Today is St. Patrick’s Day and I have to admit, I’m well beyond drinking cheap green beer from plastic cups. I never much enjoyed crap beer anyway. In college, my friends and I would save our pennies for a pint of two of Guinness. Sure the corner bar had $1.50 pitchers of Coors Light every night but when we could, we’d spring for $4 pints of the good stuff. Really. These days my festivities turn more to good beer or Irish whiskey, old friends and delicious food. It is still just as fun if different in tone and I still enjoy a nice pint of Guinness. Which is, believe it or not, is a lot easier on your system than cheap, skunky, questionably colored beer. True story (in my inexpert but experienced opinion).
Ever year about this time, the interwebs are filled with seasonal themed green dyed food. Like colored beer, I am not a fan of this approach. If I’m coming up with some St.
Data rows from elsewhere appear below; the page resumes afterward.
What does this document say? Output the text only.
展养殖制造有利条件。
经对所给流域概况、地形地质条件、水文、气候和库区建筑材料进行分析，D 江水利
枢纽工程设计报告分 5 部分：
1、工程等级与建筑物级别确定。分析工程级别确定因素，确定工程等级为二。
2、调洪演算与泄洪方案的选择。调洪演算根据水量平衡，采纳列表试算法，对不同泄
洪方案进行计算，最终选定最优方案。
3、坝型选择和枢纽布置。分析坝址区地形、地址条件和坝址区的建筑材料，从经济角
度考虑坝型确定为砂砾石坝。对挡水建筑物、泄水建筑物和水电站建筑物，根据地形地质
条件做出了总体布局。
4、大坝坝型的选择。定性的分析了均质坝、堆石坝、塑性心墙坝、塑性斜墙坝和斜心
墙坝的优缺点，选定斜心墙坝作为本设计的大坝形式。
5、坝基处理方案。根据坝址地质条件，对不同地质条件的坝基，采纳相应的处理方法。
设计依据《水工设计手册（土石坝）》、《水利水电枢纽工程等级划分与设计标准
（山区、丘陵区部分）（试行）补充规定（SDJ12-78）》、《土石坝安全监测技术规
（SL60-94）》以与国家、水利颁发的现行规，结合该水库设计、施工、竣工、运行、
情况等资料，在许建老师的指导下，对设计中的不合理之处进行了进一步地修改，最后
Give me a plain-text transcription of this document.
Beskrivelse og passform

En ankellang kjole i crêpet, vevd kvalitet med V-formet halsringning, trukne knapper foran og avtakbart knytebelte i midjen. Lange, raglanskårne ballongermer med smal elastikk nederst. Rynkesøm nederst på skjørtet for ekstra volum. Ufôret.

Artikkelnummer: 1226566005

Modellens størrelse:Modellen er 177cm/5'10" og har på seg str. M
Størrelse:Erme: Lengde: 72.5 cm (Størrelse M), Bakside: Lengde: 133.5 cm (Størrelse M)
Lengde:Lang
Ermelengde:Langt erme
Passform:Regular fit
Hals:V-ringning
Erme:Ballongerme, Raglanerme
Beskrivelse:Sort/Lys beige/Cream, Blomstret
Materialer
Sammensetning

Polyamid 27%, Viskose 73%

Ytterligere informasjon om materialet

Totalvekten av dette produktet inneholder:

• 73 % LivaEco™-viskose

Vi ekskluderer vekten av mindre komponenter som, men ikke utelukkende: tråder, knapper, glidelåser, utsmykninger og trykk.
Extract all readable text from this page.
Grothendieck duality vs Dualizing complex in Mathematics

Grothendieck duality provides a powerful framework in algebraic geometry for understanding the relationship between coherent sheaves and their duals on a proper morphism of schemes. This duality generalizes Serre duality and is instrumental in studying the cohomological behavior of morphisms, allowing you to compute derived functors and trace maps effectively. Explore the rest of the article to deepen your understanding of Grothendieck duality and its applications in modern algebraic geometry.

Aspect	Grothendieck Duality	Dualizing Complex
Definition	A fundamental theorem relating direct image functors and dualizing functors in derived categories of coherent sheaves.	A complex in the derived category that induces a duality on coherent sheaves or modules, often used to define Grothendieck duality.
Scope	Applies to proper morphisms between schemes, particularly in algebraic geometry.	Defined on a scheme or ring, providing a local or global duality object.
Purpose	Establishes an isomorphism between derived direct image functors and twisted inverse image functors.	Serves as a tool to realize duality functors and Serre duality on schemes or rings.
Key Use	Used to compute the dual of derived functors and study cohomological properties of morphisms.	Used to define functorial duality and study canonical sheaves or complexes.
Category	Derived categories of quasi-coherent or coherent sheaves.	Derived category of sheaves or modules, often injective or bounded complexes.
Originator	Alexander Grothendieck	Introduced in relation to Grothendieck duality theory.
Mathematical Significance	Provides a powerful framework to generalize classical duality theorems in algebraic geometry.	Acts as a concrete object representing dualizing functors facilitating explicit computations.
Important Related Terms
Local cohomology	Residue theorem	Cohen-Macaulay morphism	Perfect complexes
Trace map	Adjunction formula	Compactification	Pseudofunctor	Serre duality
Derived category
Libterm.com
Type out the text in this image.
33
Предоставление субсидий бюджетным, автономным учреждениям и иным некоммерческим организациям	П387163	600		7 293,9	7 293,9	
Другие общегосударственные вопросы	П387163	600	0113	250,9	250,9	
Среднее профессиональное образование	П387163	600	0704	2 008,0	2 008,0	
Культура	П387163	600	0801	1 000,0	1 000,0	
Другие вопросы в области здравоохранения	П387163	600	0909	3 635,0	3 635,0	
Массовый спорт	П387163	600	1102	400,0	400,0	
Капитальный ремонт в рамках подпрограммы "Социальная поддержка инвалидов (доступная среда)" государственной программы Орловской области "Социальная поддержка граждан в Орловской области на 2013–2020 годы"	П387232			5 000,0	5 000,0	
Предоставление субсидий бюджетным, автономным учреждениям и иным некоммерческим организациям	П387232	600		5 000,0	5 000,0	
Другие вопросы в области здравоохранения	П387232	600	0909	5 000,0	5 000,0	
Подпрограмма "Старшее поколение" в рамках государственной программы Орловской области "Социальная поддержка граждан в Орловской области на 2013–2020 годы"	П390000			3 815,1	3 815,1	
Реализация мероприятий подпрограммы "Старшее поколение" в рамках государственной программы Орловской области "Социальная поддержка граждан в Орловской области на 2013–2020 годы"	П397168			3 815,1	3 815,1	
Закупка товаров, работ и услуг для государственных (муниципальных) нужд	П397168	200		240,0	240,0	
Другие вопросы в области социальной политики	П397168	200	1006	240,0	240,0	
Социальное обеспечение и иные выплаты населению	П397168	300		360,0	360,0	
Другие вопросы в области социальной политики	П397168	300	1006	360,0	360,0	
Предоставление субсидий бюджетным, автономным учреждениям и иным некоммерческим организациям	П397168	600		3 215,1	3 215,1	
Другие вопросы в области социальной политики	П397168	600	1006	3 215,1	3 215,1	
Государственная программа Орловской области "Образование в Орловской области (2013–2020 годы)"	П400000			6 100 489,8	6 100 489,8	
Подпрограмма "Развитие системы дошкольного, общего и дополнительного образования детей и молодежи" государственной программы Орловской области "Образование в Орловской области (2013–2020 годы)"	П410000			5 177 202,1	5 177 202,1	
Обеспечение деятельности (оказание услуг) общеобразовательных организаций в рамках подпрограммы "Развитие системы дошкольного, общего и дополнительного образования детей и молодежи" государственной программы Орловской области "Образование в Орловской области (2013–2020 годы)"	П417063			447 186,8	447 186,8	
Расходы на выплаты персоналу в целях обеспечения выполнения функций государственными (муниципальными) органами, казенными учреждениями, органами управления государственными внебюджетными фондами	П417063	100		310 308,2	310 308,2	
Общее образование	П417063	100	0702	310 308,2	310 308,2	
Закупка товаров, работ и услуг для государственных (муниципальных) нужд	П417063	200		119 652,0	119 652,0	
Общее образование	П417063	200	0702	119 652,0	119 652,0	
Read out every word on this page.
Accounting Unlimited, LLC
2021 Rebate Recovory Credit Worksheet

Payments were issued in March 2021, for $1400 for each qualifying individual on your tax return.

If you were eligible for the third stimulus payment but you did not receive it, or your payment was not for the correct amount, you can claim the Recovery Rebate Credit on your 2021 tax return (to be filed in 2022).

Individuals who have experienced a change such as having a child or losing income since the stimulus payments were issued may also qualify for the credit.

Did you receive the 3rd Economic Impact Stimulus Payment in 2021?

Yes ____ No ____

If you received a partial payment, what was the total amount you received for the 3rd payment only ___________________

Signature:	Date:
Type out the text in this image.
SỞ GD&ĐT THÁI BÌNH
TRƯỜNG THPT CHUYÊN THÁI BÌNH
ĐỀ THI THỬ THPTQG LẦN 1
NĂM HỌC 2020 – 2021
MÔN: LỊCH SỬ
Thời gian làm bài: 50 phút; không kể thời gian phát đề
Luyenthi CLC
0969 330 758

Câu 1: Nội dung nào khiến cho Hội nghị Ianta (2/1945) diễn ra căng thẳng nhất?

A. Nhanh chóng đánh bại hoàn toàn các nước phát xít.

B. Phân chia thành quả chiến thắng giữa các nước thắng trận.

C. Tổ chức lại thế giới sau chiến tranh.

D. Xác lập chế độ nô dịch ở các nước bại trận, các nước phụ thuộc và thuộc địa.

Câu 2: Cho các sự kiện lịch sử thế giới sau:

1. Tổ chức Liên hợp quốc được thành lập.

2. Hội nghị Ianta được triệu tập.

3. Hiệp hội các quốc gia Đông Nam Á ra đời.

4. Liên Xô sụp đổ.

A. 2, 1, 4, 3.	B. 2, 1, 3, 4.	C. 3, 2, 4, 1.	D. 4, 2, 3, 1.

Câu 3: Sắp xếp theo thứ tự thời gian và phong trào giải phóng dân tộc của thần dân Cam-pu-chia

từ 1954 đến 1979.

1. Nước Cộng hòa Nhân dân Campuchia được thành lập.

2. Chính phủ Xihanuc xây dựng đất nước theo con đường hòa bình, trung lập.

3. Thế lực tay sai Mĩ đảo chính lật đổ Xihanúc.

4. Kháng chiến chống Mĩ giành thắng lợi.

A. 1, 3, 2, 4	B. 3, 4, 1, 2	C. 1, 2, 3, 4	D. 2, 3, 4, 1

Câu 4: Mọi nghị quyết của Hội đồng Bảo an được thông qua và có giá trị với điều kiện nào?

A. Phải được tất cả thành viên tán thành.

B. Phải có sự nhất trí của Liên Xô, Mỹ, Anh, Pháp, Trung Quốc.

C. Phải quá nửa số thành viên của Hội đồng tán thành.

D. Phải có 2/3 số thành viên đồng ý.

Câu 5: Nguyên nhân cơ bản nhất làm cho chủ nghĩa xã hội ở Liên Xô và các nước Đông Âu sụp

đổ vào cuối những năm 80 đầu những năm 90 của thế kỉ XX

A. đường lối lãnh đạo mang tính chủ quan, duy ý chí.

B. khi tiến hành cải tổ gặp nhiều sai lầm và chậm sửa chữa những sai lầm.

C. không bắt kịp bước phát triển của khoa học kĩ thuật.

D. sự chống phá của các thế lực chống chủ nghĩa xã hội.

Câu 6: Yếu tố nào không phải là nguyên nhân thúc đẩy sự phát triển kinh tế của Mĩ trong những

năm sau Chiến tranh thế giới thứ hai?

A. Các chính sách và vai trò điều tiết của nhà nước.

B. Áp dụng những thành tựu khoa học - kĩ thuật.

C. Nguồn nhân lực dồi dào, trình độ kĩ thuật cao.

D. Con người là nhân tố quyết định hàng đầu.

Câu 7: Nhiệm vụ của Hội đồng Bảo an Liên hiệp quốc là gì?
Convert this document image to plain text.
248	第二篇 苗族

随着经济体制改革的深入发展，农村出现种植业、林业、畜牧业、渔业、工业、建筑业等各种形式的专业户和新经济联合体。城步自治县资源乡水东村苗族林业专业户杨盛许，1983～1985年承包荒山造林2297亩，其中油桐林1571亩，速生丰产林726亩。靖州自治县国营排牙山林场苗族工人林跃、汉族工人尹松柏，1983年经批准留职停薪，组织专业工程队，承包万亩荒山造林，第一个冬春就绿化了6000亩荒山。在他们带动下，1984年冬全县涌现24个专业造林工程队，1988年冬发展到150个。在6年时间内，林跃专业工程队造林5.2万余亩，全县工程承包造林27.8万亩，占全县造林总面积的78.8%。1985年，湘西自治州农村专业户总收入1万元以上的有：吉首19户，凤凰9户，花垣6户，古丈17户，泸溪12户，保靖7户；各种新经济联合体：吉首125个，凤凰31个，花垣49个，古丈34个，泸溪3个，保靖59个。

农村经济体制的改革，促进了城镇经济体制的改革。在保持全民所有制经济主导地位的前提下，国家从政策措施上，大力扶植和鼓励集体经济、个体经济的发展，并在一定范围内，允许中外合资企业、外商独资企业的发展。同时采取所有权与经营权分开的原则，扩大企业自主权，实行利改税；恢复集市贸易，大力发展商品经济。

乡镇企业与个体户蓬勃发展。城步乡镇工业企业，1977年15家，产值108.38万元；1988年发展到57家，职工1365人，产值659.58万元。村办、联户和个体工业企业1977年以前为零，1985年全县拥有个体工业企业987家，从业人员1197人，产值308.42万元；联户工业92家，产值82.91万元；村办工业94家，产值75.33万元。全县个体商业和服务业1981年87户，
Patrick’s Day vittles, I’d rather work with Irish whiskey and beer or spins on traditional dishes and ingredients. Green dye should be left to the Chicago River. I’m not opposed to going off in surprising directions. I mean really now, I’ve posted about Reuben Knishes in the past. Mock if you like but they were delicious and decidedly not green.
So I took another crack at a recipe I’ve been sort of working on for a few years, a toffee infused with Guinness Stout. I could never quite get it right, to the point where the stout flavor shone through. This year I nailed it on the first try. Makes me wonder what I’d been doing all those previous times. The secret, if I can even call it that, is to take a 16-ounce bottle of Guinness, one of those big bottles that you can buy as a single, and reduce it down to ½ cup. Concentrate that delicious peaty, earthiness into 4 ounces of highly flavored elixir. It gives the toffee a deep roundness with just a touch of pleasant bitterness. To make it more interesting, I add some crushed pretzels, a nice hit of salt and coat one side in chocolate. Green beer be damned, this stuff is great.
STRESS THERAPY BAKING FACTOR: CHEERS!! There’s no other way around it, this stuff is good. It’s festive, holiday appropriate and will impress the hell out of your drunk friends. Toffee, while typically good, is usually more on the sweet side. The dose of reduced Guinness adds just the nice counterpoint, balancing out the sweetness. The pretzel and salt brings it right over the top. And then to gild it with chocolate? Get outta here.
other St. Patrick’s Day appropriate recipes: Irish Soda Bread, Soda Bread Tarte Tatin, Guinness Chicken & Mushroom Boxty, Brown Bread Ice Cream, Irish Oatmeal Pudding, Irish Whiskey Cakes
seven years ago: Khachpuri (cheesy Georgian bread)
six years ago: Parmesan Black Pepper Crackers
five years ago: Guinness Stout Floats
four years ago: Corned Beef & Potato Cakes
three years ago: Reuben Knishes
two years ago: Guinness Crème Anglaise
last year: Flourless Chocolate Cookies
GUINNESS PRETZEL TOFFEE
Makes about 1 ½ pounds
The easiest way to keep track of the reducing beer is to measure a ½ cup into your saucepan, insert a wooden chopstick and mark off the level of the beer. Then pour the bottle in and use that chopstick marker to track when you’ve hit ½ cup.
1 16-ounce bottle Guinness Stout
8 ounces dark chocolate, finely chopped
1 cup coarsely crushed pretzels (about 2 ½ ounces)
1 teaspoon flaky sea salt, such as Maldon
1 cup unsalted butter, softened (2 sticks)
¼ cup light corn syrup
1 cup sugar
¾ teaspoon kosher salt
- In a small saucepan, bring the Guinness to a boil; reduce the heat to medium-low and maintaining a low boil, reduce to ½ cup. Be careful as it has a tendency to boil up and over.
- Line 9”x13” pan with foil; set aside.
- In medium bowl, melt chocolate over double boiler set over simmering water or in microwave in 45 second bursts at 50% power, stirring between bursts until smooth.
- Spread melted chocolate evenly on bottom of prepared pan.
- sprinkle with the flaky sea salt and top with the crushed pretzels. Chill until needed.
- In heavy saucepan over medium heat, combine butter, corn syrup, sugar and reduced Guinness, stirring constantly until sugar dissolves.
- Continue stirring until mixture becomes golden brown and a candy thermometer reaches 300°F (hard crack); once the mixture hits 230°F it will take about 4-5 minutes.
- Working quickly, remove the pan from the refrigerator and pour the toffee mixture over the chocolate/pretzels as evenly as you can given that you’re working with molten sugar. Be careful.
- With an offset spatula, quickly smooth toffee mixture to an even layer.
- Let cool to room temperature then refrigerate until chocolate is firm.
- Cut or break into pieces. Store in an airtight container up to 1 week.